Funnyman Will Ferrell talks to us about making his latest movie, The Campaign and his plans for Ron Burgundy's return.
Will Ferrell's successful campaign and the return of Ron Burgundy
With the US election entering its final stages, a satirical swipe at the business of political campaigning could not feel more timely. And who better to deliver it than Will Ferrell, a self-professed political animal renowned for an infamously astute send-up of the former US leader George W Bush?

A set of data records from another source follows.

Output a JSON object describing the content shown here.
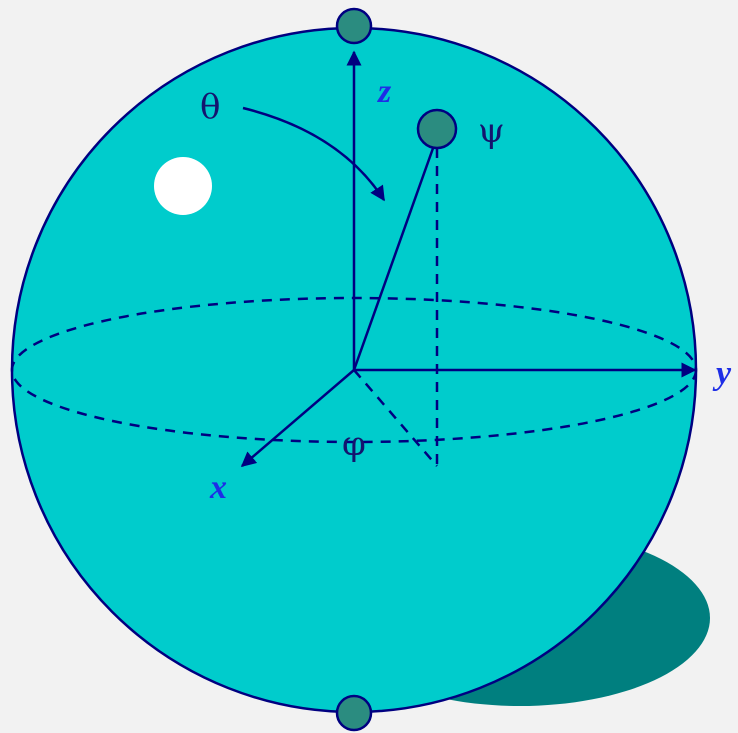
{
  "labels": {
    "z_axis": "z",
    "y_axis": "y",
    "x_axis": "x",
    "theta": "θ",
    "phi": "φ",
    "psi": "ψ"
  },
  "colors": {
    "sphere_fill": "#00cccc",
    "outline": "#000080",
    "shadow": "#007f7f",
    "pole_marker": "#2b8c80",
    "axis_label": "#1e2ee6",
    "greek_label": "#14146e",
    "highlight": "#ffffff",
    "background": "#f2f2f2"
  },
  "markers": {
    "north_pole": "pole-marker",
    "south_pole": "pole-marker",
    "state_point": "state-marker"
  }
}
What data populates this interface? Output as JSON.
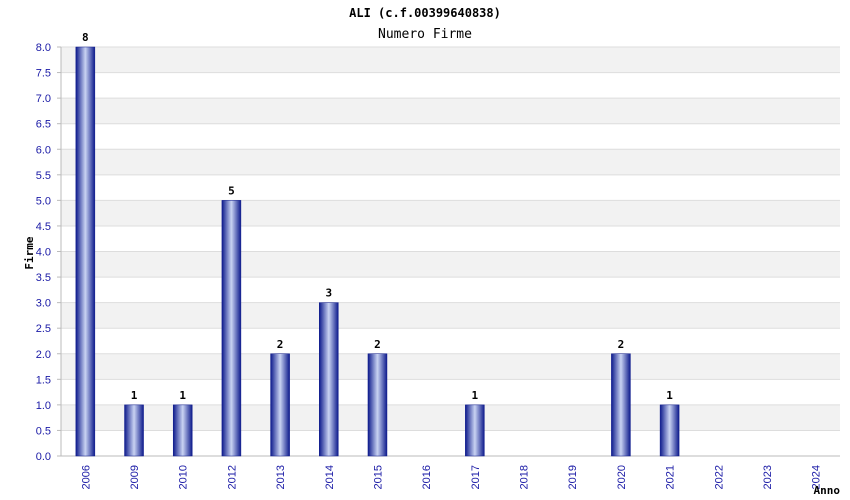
{
  "chart_data": {
    "type": "bar",
    "title": "ALI (c.f.00399640838)",
    "subtitle": "Numero Firme",
    "xlabel": "Anno",
    "ylabel": "Firme",
    "categories": [
      "2006",
      "2009",
      "2010",
      "2012",
      "2013",
      "2014",
      "2015",
      "2016",
      "2017",
      "2018",
      "2019",
      "2020",
      "2021",
      "2022",
      "2023",
      "2024"
    ],
    "values": [
      8,
      1,
      1,
      5,
      2,
      3,
      2,
      0,
      1,
      0,
      0,
      2,
      1,
      0,
      0,
      0
    ],
    "data_labels": [
      "8",
      "1",
      "1",
      "5",
      "2",
      "3",
      "2",
      "",
      "1",
      "",
      "",
      "2",
      "1",
      "",
      "",
      ""
    ],
    "ylim": [
      0,
      8
    ],
    "yticks": [
      "0.0",
      "0.5",
      "1.0",
      "1.5",
      "2.0",
      "2.5",
      "3.0",
      "3.5",
      "4.0",
      "4.5",
      "5.0",
      "5.5",
      "6.0",
      "6.5",
      "7.0",
      "7.5",
      "8.0"
    ],
    "grid": true,
    "colors": {
      "bar_dark": "#0d1a8c",
      "bar_light": "#c9d3f2",
      "band": "#f2f2f2",
      "gridline": "#dddddd",
      "tick_text": "#1a1aa6"
    }
  }
}
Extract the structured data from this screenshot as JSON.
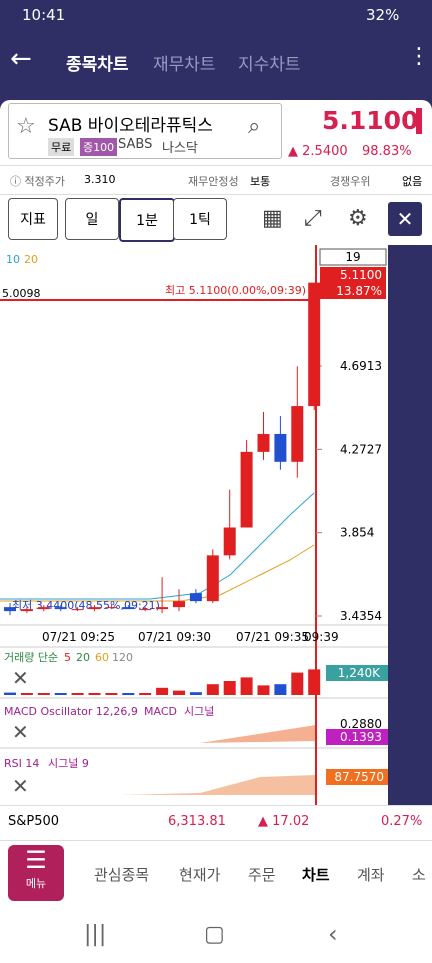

Today, the Saturday Night Live alumnus still delights in poking fun at the absurdities of political life. His new movie, The Campaign, sees him cast as the incumbent senator Cam Brady, whose safe seat is suddenly challenged by the unknown outsider Marty Huggins, played by Zach Galifianakis. A series of increasingly disastrous mishaps suddenly turn the senator's no-contest campaign on its head, with the brash leader increasingly powerless to prevent the catastrophic consequences that follow.
"I don't think the Republican primaries and debates had started yet," says the 45-year-old, when asked if the barbed US campaign trail had influenced the writing, or the performances, for either star. "Zach follows politics: his uncle was a congressman in North Carolina and ran for office, ran for senate. And I've always followed politics, so it was definitely of interest. I wish we were coming at it right now."
Ferrell has no plans to satirise the incumbent president Barack Obama, or his bitter opponent, Mitt Romney ("Some cycles, the characters are better for making fun of than others," he says) but he is the first to bemoan Capitol Hill for "strangling", as he puts it, Obama's strategies for social welfare and economic growth.
"It's really become about staying in office, rather than being effective while you're there," the lifelong Democrat says, of the so-called leader of the free world who's been increasingly hampered by "a congress that won't pass anything". Obama has "definitely" tried to "fight the good fight", Ferrell adds, but with mixed results.
Indeed, the likeable comic star - whose deadpan quips are even funnier in person, believe it or not - rejects any notion of him ever running for office. Nothing, he says, could be further from his mind.
"I can't imagine wanting to do it. I can't imagine the level of scrutiny," he says, of what's been acknowledged as the world's hardest job. "Even though I do fantasise that if someone forced me to run for office, it would be really refreshing to see a candidate go: 'Here's what I believe in, here's what I'd try to change, here's all the crazy things I've done in my life - vote for me or not. I think I've covered everything, so there's really nothing you can bring up about me that I haven't already told you.' To see a politician step up and have that sort of approach, as opposed to: 'Hold on here, I did that once in the fourth grade, but that's it.' I don't know if they'd get elected, but it would be kind of exciting to see that."
Although he spends as much time producing these days - notably including the forthcoming Bachelorette - as he does writing and acting, Ferrell is currently busily developing the long-awaited sequel to his 2004 hit, Anchorman: The Legend of Ron Burgundy, one of the most popular comedies from his extensive body of work. "We're still in the process of figuring that out," he says, laughing, of the evolution of the politically incorrect newsreader, who became a surprise hit. "We're still working on the script, writing. It's looking like we'll start filming in February. That's kind of the latest."
Not averse to reviving his most notable characters when the spirit moves him - he took his Bush caricature on a limited stage-run in 2009 to coincide with the deeply unpopular president's last day in office - Ferrell still retains a keen interest in the comedic landscape today. He helped set up a website - FunnyorDie.com - to help champion young talent, in the vein of his own extended tenure on Saturday Night Live. Although, funnily enough, as a young man, he intended to do something entirely different. Comedy, he says, was not top of the agenda.
"My Plan A was something sports-related, to be honest," he recalls, of his youth, growing up in Orange County, California. "I was always really athletic as a kid. I used to do a lot of high-school sports. My degree is in sports journalism, from college, which I quickly got bored of doing. [For people starting out now] there are more avenues for you to cut your teeth and go through that trial and error process that's necessary to succeed in comedy," he adds. "I don't know if it's any easier to get paid to do it, though."